CD4 decline after switch to Isentress
Jan 31, 2012
Before I get to my question, please allow me to review my medical history as its fairly unique Im 58 and have been living with HIV for nearly 30 years. I likely seroconverted in 1983 because thats when I received the then-baffling diagnosis of ITP that culminated in a 2-week hospital stay and splenectomy. Subsequently I entered a pre-HAART period of normalizing platelet counts and no signs of severe immunodeficiency. My CD4 counts never dipped below 500, to the best of my recollection. Jump forward to 1998: My long-time HIV doctor (an early HIV clinician/leader) advised me to initiate HAART. At the time my CD4s were in the 500s, VL in the 5000s, and CD4% in the teens -- the % was the deciding factor. My first regimen was Viracept + Combivir, which was quickly replaced with Sustiva + Combivir. Shortly after that, the Combivir would be replaced with Truvada, followed by a consolidation switch to Atripla. Ive always been adherent to my meds. Based on labs conducted at approx 8-month intervals, my VL remained undetectable <50 (except for 2 blips that I recall, one likely related to flu vaccination) and my CD4s remained in the 800s and 900s (they topped 1000 several times). 4 years ago I was diagnosed with squamous cell anal cancer (early stage with no metastatic or node involvement) and underwent the standard chemoradiation protocol for that cancer. I remain cancer free. About 2 years ago I asked my doctor to switch me from Atripla to Isentress + Truvada based on reports Id read linking efavirenz with male gynecomastia (a questionable motive in retrospect). From that point on my CD4s began their fall from grace. Within a 2-year period they went from the 600s to 562 (8 months ago) to 342 (CD4% 24) just last week. VL at last weeks reading was just detectable at 56 copies. So here at long last are my questions: 1) Is it possible that the switch from a Sustiva-based to an Isentress-based regimen has (for me at least) resulted in poorer immune reconstitution? 2) Could the Isentress be promoting low yet CD4-erosive viremia? 3) Would it make sense to switch from Isentress back to Atripla? (I assume I was not resistant to any of its components when I replaced it with Isentress though Id have to confirm) Thank you!! And thanks for being there for all of us with HIV; the value of what you do cant be measured.
Response from Dr. McGowan
Thanks, these are all great questions.
The way I look at it, the meds only role is to suppress the virus. Other than some well known data about lower CD4 recovery on AZT (zidovudine) due to its effect on the bone marrow and slight benefits from Protease Inhibitors to enhance CD4 numbers (which may not add any health benefit), the key is to always have an undetectable viral load. So CD4 recovery would be essentially independent from the meds. So changes in CD4 count can be attributed to several factors: 1) laboratory issues (a switch from one lab to another...some labs call higher CD4s than others); 2) Normal fluctuation: we only measure the CD4 in the blood, but most CD4 cells are in the tissues. There is a steady ebb and flow back and forth. In these cases the CD4% would tend to be stable or increasing over time; 3) Nutritional issues; 4) Some other (non-HIV) process that is causing inflammation (immune activation) and driving down CD4 numbers in the blood, such as infection (tuberculosis, fungal infections like histoplasmosis, dental infections, herpes), autoimmune conditions, cancers (lymphoma), or post-chemotherapy (if it affected the bone marrow).
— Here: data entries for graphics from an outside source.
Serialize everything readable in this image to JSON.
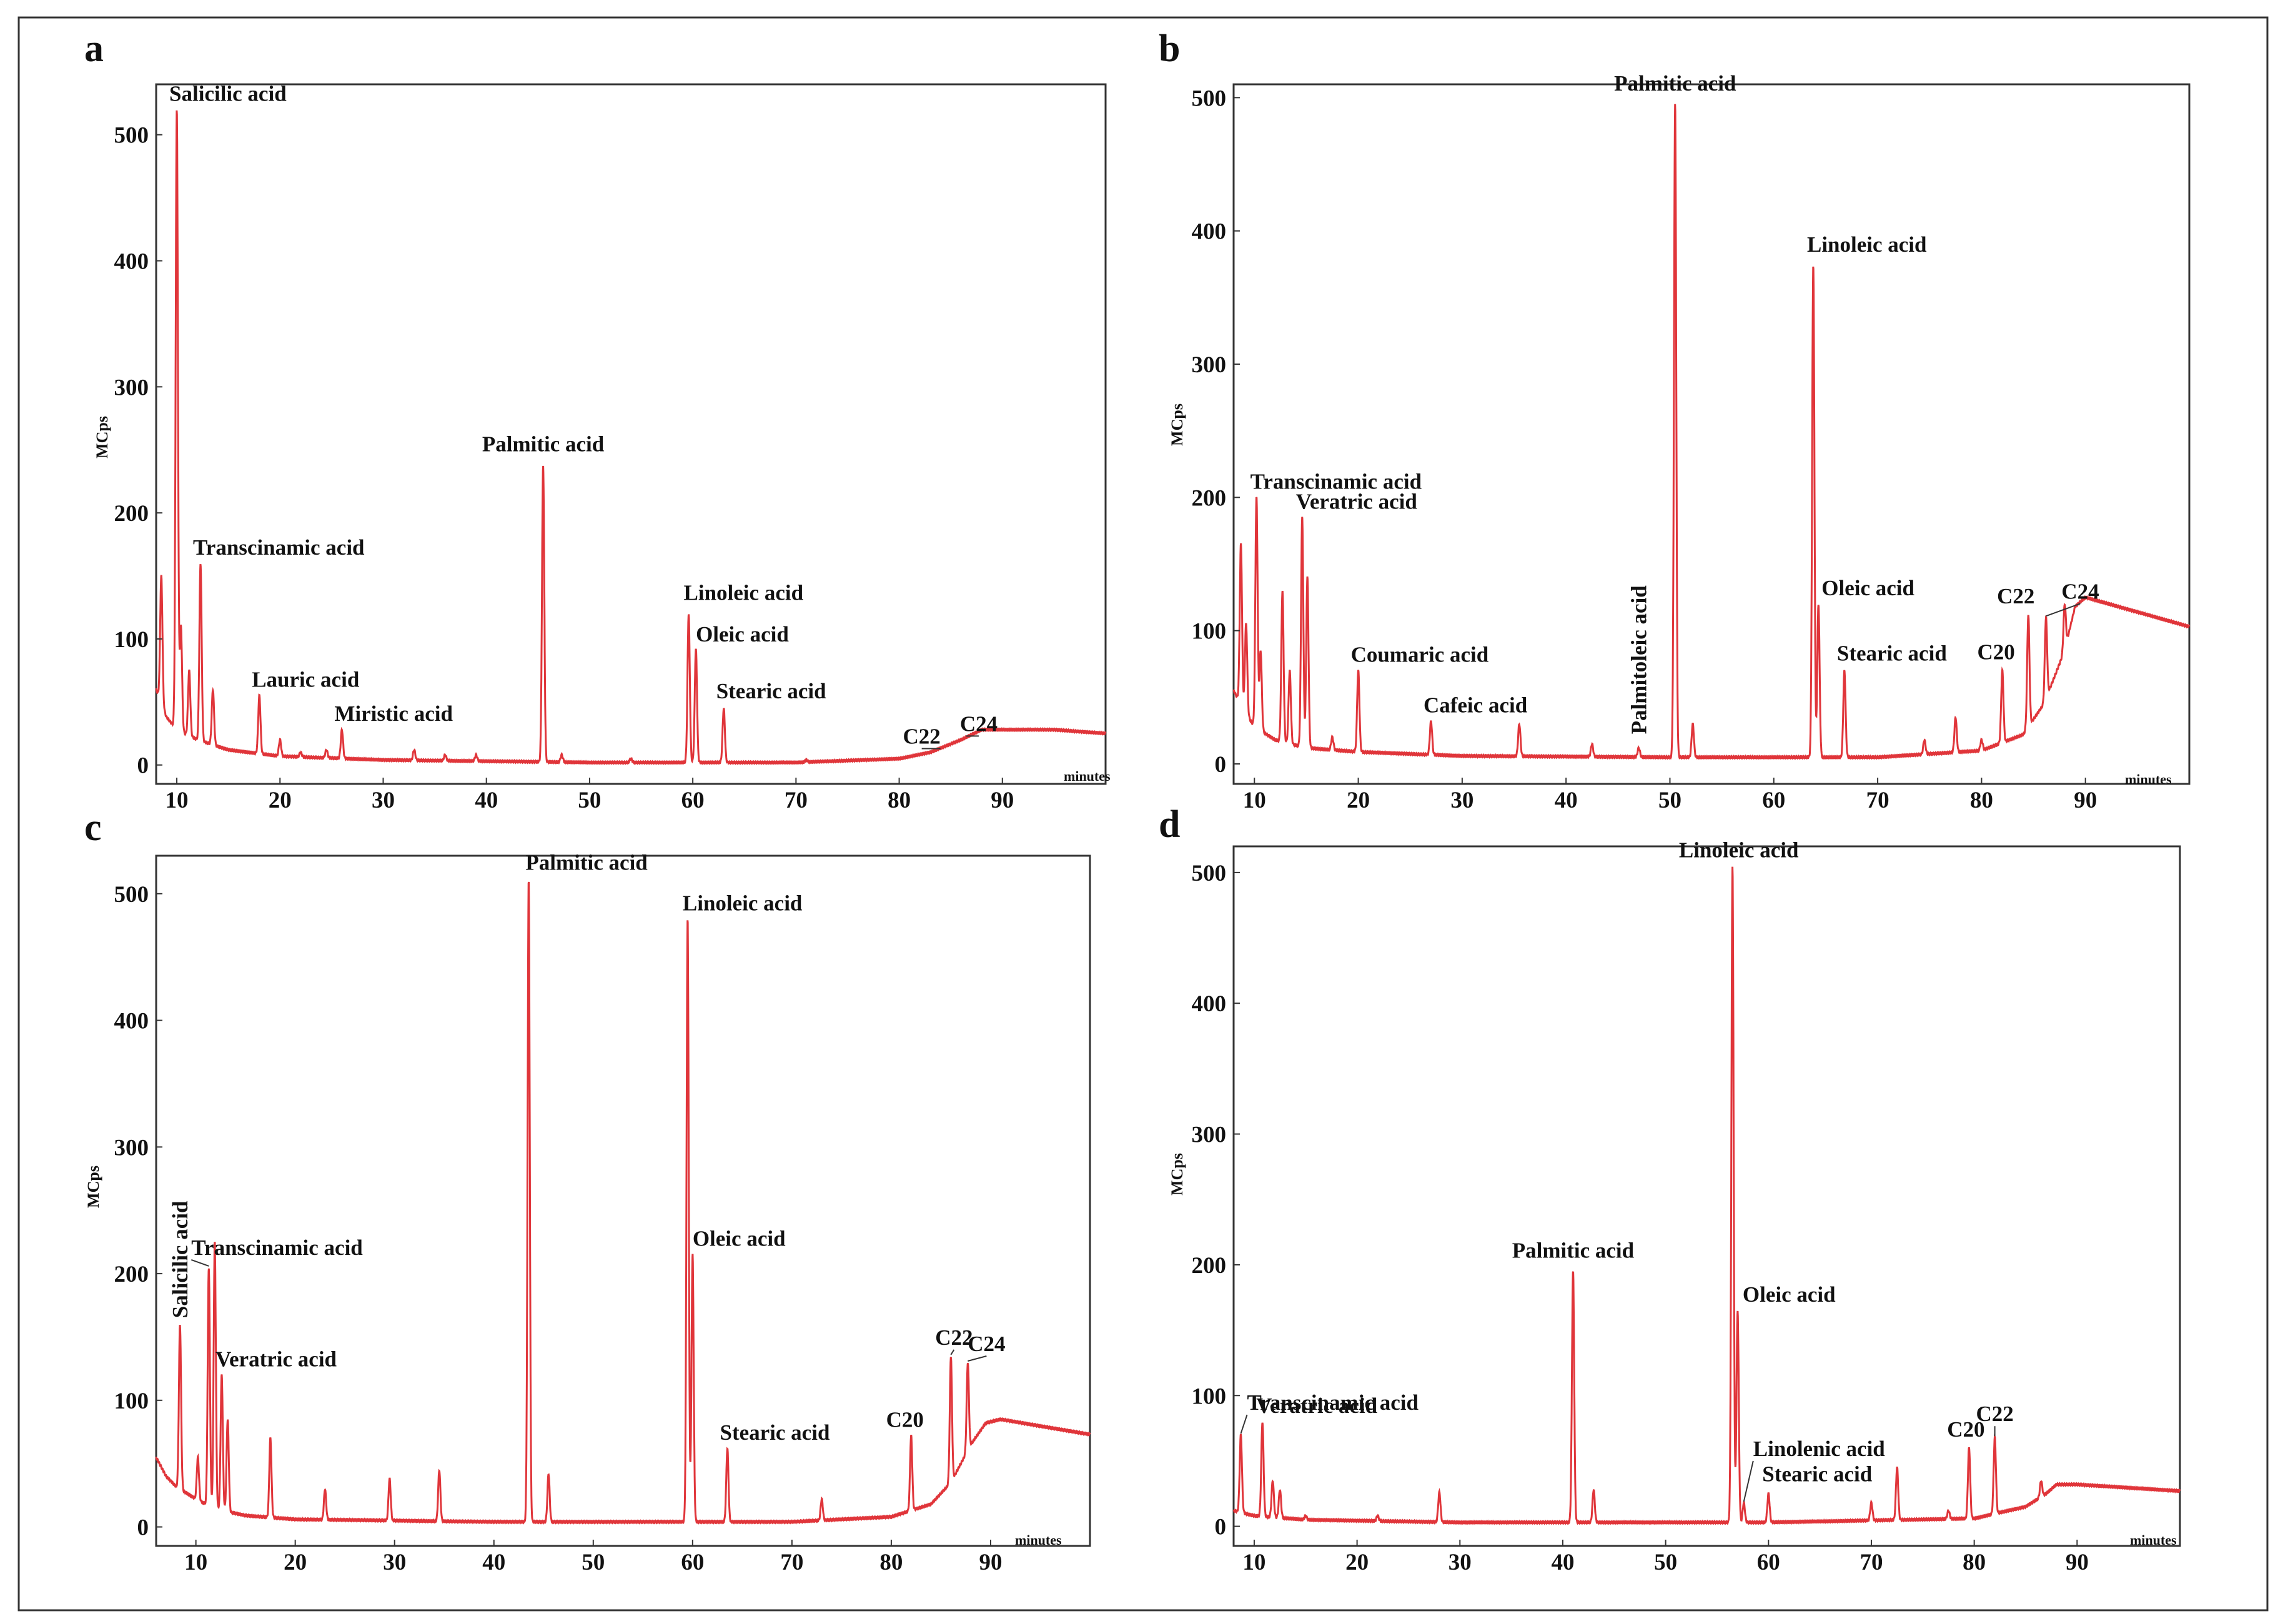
{
  "figure": {
    "type": "chromatogram-panels",
    "line_color": "#e0353a",
    "frame_color": "#333333",
    "background": "#ffffff"
  },
  "chart_data": [
    {
      "type": "line",
      "panel": "a",
      "ylabel": "MCps",
      "xlabel": "minutes",
      "xlim": [
        8,
        100
      ],
      "ylim": [
        -15,
        540
      ],
      "xticks": [
        10,
        20,
        30,
        40,
        50,
        60,
        70,
        80,
        90
      ],
      "yticks": [
        0,
        100,
        200,
        300,
        400,
        500
      ],
      "tick_labels_x": [
        "10",
        "20",
        "30",
        "40",
        "50",
        "60",
        "70",
        "80",
        "90"
      ],
      "tick_labels_y": [
        "0",
        "100",
        "200",
        "300",
        "400",
        "500"
      ],
      "baseline": [
        [
          8,
          60
        ],
        [
          9,
          38
        ],
        [
          10,
          28
        ],
        [
          12,
          20
        ],
        [
          15,
          12
        ],
        [
          20,
          7
        ],
        [
          30,
          4
        ],
        [
          50,
          2
        ],
        [
          70,
          2
        ],
        [
          80,
          5
        ],
        [
          83,
          10
        ],
        [
          86,
          20
        ],
        [
          88,
          28
        ],
        [
          95,
          28
        ],
        [
          100,
          25
        ]
      ],
      "peaks": [
        [
          8.5,
          150
        ],
        [
          10,
          520
        ],
        [
          10.4,
          110
        ],
        [
          11.2,
          75
        ],
        [
          12.3,
          160
        ],
        [
          13.5,
          60
        ],
        [
          18,
          55
        ],
        [
          20,
          20
        ],
        [
          22,
          10
        ],
        [
          24.5,
          12
        ],
        [
          26,
          28
        ],
        [
          33,
          12
        ],
        [
          36,
          8
        ],
        [
          39,
          8
        ],
        [
          45.5,
          238
        ],
        [
          47.3,
          8
        ],
        [
          54,
          5
        ],
        [
          59.6,
          120
        ],
        [
          60.3,
          92
        ],
        [
          63,
          45
        ],
        [
          71,
          4
        ],
        [
          80,
          5
        ]
      ],
      "labels": [
        {
          "text": "Salicilic acid",
          "x": 10,
          "y": 520
        },
        {
          "text": "Transcinamic acid",
          "x": 12.3,
          "y": 160
        },
        {
          "text": "Lauric acid",
          "x": 18,
          "y": 55
        },
        {
          "text": "Miristic acid",
          "x": 26,
          "y": 28
        },
        {
          "text": "Palmitic acid",
          "x": 45.5,
          "y": 238
        },
        {
          "text": "Linoleic acid",
          "x": 59.6,
          "y": 120
        },
        {
          "text": "Oleic acid",
          "x": 60.3,
          "y": 92
        },
        {
          "text": "Stearic acid",
          "x": 63,
          "y": 45
        },
        {
          "text": "C22",
          "x": 84,
          "y": 12
        },
        {
          "text": "C24",
          "x": 86.5,
          "y": 22
        }
      ]
    },
    {
      "type": "line",
      "panel": "b",
      "ylabel": "MCps",
      "xlabel": "minutes",
      "xlim": [
        8,
        100
      ],
      "ylim": [
        -15,
        510
      ],
      "xticks": [
        10,
        20,
        30,
        40,
        50,
        60,
        70,
        80,
        90
      ],
      "yticks": [
        0,
        100,
        200,
        300,
        400,
        500
      ],
      "tick_labels_x": [
        "10",
        "20",
        "30",
        "40",
        "50",
        "60",
        "70",
        "80",
        "90"
      ],
      "tick_labels_y": [
        "0",
        "100",
        "200",
        "300",
        "400",
        "500"
      ],
      "baseline": [
        [
          8,
          55
        ],
        [
          9,
          40
        ],
        [
          10,
          28
        ],
        [
          12,
          18
        ],
        [
          15,
          12
        ],
        [
          20,
          9
        ],
        [
          30,
          6
        ],
        [
          50,
          5
        ],
        [
          70,
          5
        ],
        [
          80,
          10
        ],
        [
          84,
          22
        ],
        [
          86,
          45
        ],
        [
          88,
          85
        ],
        [
          89,
          118
        ],
        [
          90,
          125
        ],
        [
          100,
          103
        ]
      ],
      "peaks": [
        [
          8.7,
          165
        ],
        [
          9.2,
          105
        ],
        [
          10.2,
          200
        ],
        [
          10.6,
          85
        ],
        [
          12.7,
          130
        ],
        [
          13.4,
          70
        ],
        [
          14.6,
          185
        ],
        [
          15.1,
          140
        ],
        [
          17.5,
          20
        ],
        [
          20,
          70
        ],
        [
          27,
          32
        ],
        [
          35.5,
          30
        ],
        [
          42.5,
          15
        ],
        [
          47,
          12
        ],
        [
          50.5,
          495
        ],
        [
          52.2,
          30
        ],
        [
          63.8,
          375
        ],
        [
          64.3,
          120
        ],
        [
          66.8,
          70
        ],
        [
          74.5,
          18
        ],
        [
          77.5,
          35
        ],
        [
          80,
          18
        ],
        [
          82,
          70
        ],
        [
          84.5,
          112
        ],
        [
          86.2,
          110
        ],
        [
          88,
          120
        ]
      ],
      "labels": [
        {
          "text": "Transcinamic acid",
          "x": 10.2,
          "y": 200
        },
        {
          "text": "Veratric acid",
          "x": 14.6,
          "y": 185
        },
        {
          "text": "Coumaric acid",
          "x": 20,
          "y": 70
        },
        {
          "text": "Cafeic acid",
          "x": 27,
          "y": 32
        },
        {
          "text": "Palmitoleic acid",
          "x": 47,
          "y": 12
        },
        {
          "text": "Palmitic acid",
          "x": 50.5,
          "y": 495
        },
        {
          "text": "Linoleic acid",
          "x": 63.8,
          "y": 375
        },
        {
          "text": "Oleic acid",
          "x": 64.3,
          "y": 120
        },
        {
          "text": "Stearic acid",
          "x": 66.8,
          "y": 70
        },
        {
          "text": "C20",
          "x": 82,
          "y": 70
        },
        {
          "text": "C22",
          "x": 84.5,
          "y": 112
        },
        {
          "text": "C24",
          "x": 86.2,
          "y": 110
        }
      ]
    },
    {
      "type": "line",
      "panel": "c",
      "ylabel": "MCps",
      "xlabel": "minutes",
      "xlim": [
        6,
        100
      ],
      "ylim": [
        -15,
        530
      ],
      "xticks": [
        10,
        20,
        30,
        40,
        50,
        60,
        70,
        80,
        90
      ],
      "yticks": [
        0,
        100,
        200,
        300,
        400,
        500
      ],
      "tick_labels_x": [
        "10",
        "20",
        "30",
        "40",
        "50",
        "60",
        "70",
        "80",
        "90"
      ],
      "tick_labels_y": [
        "0",
        "100",
        "200",
        "300",
        "400",
        "500"
      ],
      "baseline": [
        [
          6,
          55
        ],
        [
          7,
          40
        ],
        [
          8,
          32
        ],
        [
          10,
          22
        ],
        [
          12,
          14
        ],
        [
          15,
          9
        ],
        [
          20,
          6
        ],
        [
          40,
          4
        ],
        [
          70,
          4
        ],
        [
          80,
          8
        ],
        [
          84,
          18
        ],
        [
          86,
          35
        ],
        [
          88,
          65
        ],
        [
          89.5,
          82
        ],
        [
          91,
          85
        ],
        [
          100,
          73
        ]
      ],
      "peaks": [
        [
          8.4,
          160
        ],
        [
          10.2,
          55
        ],
        [
          11.3,
          205
        ],
        [
          11.9,
          225
        ],
        [
          12.6,
          120
        ],
        [
          13.2,
          85
        ],
        [
          17.5,
          70
        ],
        [
          23,
          30
        ],
        [
          29.5,
          38
        ],
        [
          34.5,
          45
        ],
        [
          43.5,
          512
        ],
        [
          45.5,
          42
        ],
        [
          59.5,
          480
        ],
        [
          60,
          215
        ],
        [
          63.5,
          62
        ],
        [
          73,
          22
        ],
        [
          82,
          72
        ],
        [
          86,
          135
        ],
        [
          87.7,
          130
        ]
      ],
      "labels": [
        {
          "text": "Salicilic acid",
          "x": 8.4,
          "y": 160
        },
        {
          "text": "Transcinamic acid",
          "x": 11.3,
          "y": 205
        },
        {
          "text": "Veratric acid",
          "x": 12.6,
          "y": 120
        },
        {
          "text": "Palmitic acid",
          "x": 43.5,
          "y": 512
        },
        {
          "text": "Linoleic acid",
          "x": 59.5,
          "y": 480
        },
        {
          "text": "Oleic acid",
          "x": 60,
          "y": 215
        },
        {
          "text": "Stearic acid",
          "x": 63.5,
          "y": 62
        },
        {
          "text": "C20",
          "x": 82,
          "y": 72
        },
        {
          "text": "C22",
          "x": 86,
          "y": 135
        },
        {
          "text": "C24",
          "x": 87.7,
          "y": 130
        }
      ]
    },
    {
      "type": "line",
      "panel": "d",
      "ylabel": "MCps",
      "xlabel": "minutes",
      "xlim": [
        8,
        100
      ],
      "ylim": [
        -15,
        520
      ],
      "xticks": [
        10,
        20,
        30,
        40,
        50,
        60,
        70,
        80,
        90
      ],
      "yticks": [
        0,
        100,
        200,
        300,
        400,
        500
      ],
      "tick_labels_x": [
        "10",
        "20",
        "30",
        "40",
        "50",
        "60",
        "70",
        "80",
        "90"
      ],
      "tick_labels_y": [
        "0",
        "100",
        "200",
        "300",
        "400",
        "500"
      ],
      "baseline": [
        [
          8,
          12
        ],
        [
          10,
          8
        ],
        [
          15,
          5
        ],
        [
          30,
          3
        ],
        [
          60,
          3
        ],
        [
          80,
          6
        ],
        [
          85,
          15
        ],
        [
          87,
          25
        ],
        [
          88,
          32
        ],
        [
          90,
          32
        ],
        [
          100,
          27
        ]
      ],
      "peaks": [
        [
          8.7,
          70
        ],
        [
          10.8,
          80
        ],
        [
          11.8,
          35
        ],
        [
          12.5,
          28
        ],
        [
          15,
          8
        ],
        [
          22,
          8
        ],
        [
          28,
          26
        ],
        [
          41,
          195
        ],
        [
          43,
          28
        ],
        [
          56.5,
          505
        ],
        [
          57,
          165
        ],
        [
          57.6,
          18
        ],
        [
          60,
          25
        ],
        [
          70,
          18
        ],
        [
          72.5,
          45
        ],
        [
          77.5,
          12
        ],
        [
          79.5,
          60
        ],
        [
          82,
          68
        ],
        [
          86.5,
          35
        ]
      ],
      "labels": [
        {
          "text": "Transcinamic acid",
          "x": 8.7,
          "y": 70
        },
        {
          "text": "Veratric acid",
          "x": 10.8,
          "y": 80
        },
        {
          "text": "Palmitic acid",
          "x": 41,
          "y": 195
        },
        {
          "text": "Linoleic acid",
          "x": 56.5,
          "y": 505
        },
        {
          "text": "Oleic acid",
          "x": 57,
          "y": 165
        },
        {
          "text": "Linolenic acid",
          "x": 57.6,
          "y": 18
        },
        {
          "text": "Stearic acid",
          "x": 60,
          "y": 25
        },
        {
          "text": "C20",
          "x": 79.5,
          "y": 60
        },
        {
          "text": "C22",
          "x": 82,
          "y": 68
        }
      ]
    }
  ]
}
Also, as we age the CD4 count may decrease in some people. What has been the trend of the CD4%?..if stable it may be unrealted to HIV or the meds.
The low-level HIV result needs to be followed-up. It is reassuring that your viral loads have essentially always been undetectable, and usually it is fine to switch meds for tolerability and toxicity concerns if there has been little or no documented drug resistance from prior treatments. There has been a study of switching from a "boosted" protease based treatment to Isentress in which the patients did not due well (this was due to viral load breakthroughs, not problems with CD4). If there was some low level of drug resistance that had occured from past treatment, that could compromise therapy and would be manifest as an increasing or low level detectable viral load. Treatment at that point should be "intensified". Studies so far have not shown that CD4 recovery is less with Integrase inhibitors (like Isentress), than with Sustiva (efavirenz).
I hope thsi is just a normal variation, as ther are so many causes for that. Keep in close contact with your doc and be sure that the viral load repeat is undetectable.